Felix mengamati Lili. Satu bulan bersama, Felix mengetahui kalau Lili tak cukup makan satu porsi. Mungkin faktor kehamilan membuat nafsu makannya melonjak.

"Kenyang? Mau nambah lagi?" tawar Felix saat melihat Lili sudah menghabiskan makanannya. Bahkan ibu hamil itu mengusap perutnya tanda kekenyangan. Namun Felix tetap menawari lagi, barang kali Lili masih mau makan. Atau beli makanan lain.

Lili meringis malu, memang dia seperti tak punya malu di depan doi malah makan banyak. Tak ada anggun-anggunnya. Yah, mau bagaimana lagi, bukan perutnya saja yang lapar, pasti bayinya juga merasa demikian.
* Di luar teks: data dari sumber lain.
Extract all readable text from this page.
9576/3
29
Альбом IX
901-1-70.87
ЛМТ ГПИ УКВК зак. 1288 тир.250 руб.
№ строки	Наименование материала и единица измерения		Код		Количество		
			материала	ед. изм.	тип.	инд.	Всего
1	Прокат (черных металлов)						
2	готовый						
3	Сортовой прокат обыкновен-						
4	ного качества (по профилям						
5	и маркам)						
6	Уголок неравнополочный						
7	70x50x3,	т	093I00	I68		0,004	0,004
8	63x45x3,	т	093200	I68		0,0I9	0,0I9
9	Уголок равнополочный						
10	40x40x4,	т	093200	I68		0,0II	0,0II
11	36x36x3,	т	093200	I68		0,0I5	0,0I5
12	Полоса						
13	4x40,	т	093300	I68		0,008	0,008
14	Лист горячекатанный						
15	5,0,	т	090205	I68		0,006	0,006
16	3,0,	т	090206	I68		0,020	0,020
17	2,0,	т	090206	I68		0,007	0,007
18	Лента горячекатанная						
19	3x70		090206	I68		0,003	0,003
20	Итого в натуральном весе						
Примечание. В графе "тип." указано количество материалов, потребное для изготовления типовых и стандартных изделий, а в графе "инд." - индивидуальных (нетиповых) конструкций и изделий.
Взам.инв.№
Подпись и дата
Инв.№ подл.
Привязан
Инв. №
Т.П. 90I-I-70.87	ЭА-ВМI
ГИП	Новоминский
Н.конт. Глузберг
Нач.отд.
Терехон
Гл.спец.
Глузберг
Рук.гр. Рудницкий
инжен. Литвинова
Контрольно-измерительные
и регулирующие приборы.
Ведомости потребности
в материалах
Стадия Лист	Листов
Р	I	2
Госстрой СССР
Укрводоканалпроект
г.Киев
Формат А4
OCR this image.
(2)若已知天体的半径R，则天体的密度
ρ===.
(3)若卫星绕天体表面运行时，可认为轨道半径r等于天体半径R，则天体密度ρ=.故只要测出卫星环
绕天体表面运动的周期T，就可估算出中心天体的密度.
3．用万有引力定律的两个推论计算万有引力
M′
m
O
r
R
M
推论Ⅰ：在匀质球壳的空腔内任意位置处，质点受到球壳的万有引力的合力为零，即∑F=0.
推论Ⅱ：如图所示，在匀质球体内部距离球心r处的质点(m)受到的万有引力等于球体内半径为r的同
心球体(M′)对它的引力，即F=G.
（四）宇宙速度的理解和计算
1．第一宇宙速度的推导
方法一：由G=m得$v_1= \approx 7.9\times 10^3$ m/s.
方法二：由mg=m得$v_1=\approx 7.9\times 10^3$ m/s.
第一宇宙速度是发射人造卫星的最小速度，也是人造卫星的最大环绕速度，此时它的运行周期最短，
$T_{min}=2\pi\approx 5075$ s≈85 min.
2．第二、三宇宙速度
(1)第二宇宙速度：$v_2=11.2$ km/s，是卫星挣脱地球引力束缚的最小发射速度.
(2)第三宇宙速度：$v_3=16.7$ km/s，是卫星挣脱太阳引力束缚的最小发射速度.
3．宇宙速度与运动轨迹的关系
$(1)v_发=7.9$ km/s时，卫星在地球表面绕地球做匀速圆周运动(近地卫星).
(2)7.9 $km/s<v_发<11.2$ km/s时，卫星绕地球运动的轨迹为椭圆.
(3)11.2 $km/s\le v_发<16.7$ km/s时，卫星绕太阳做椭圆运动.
Jujur saja selama tinggal bersama Felix, Lili sama sekali tak mengeluarkan uang tabungannya. Malah tetap utuh, karena Felix memenuhi kebutuhannya. Pakaian pun, pria itu yang membelikannya. Tak tahu kenapa pakaian itu sangat pas di tubuhnya. padahal Lili sama sekali memilihnya. Tiba-tiba saja beberapa pakaian sudah ada di kamar, dan Lili hanya tinggal memakainya.

"Aku kenyang," cicit Lili. Felix pun membayarnya dan mereka segera beranjak dari sana.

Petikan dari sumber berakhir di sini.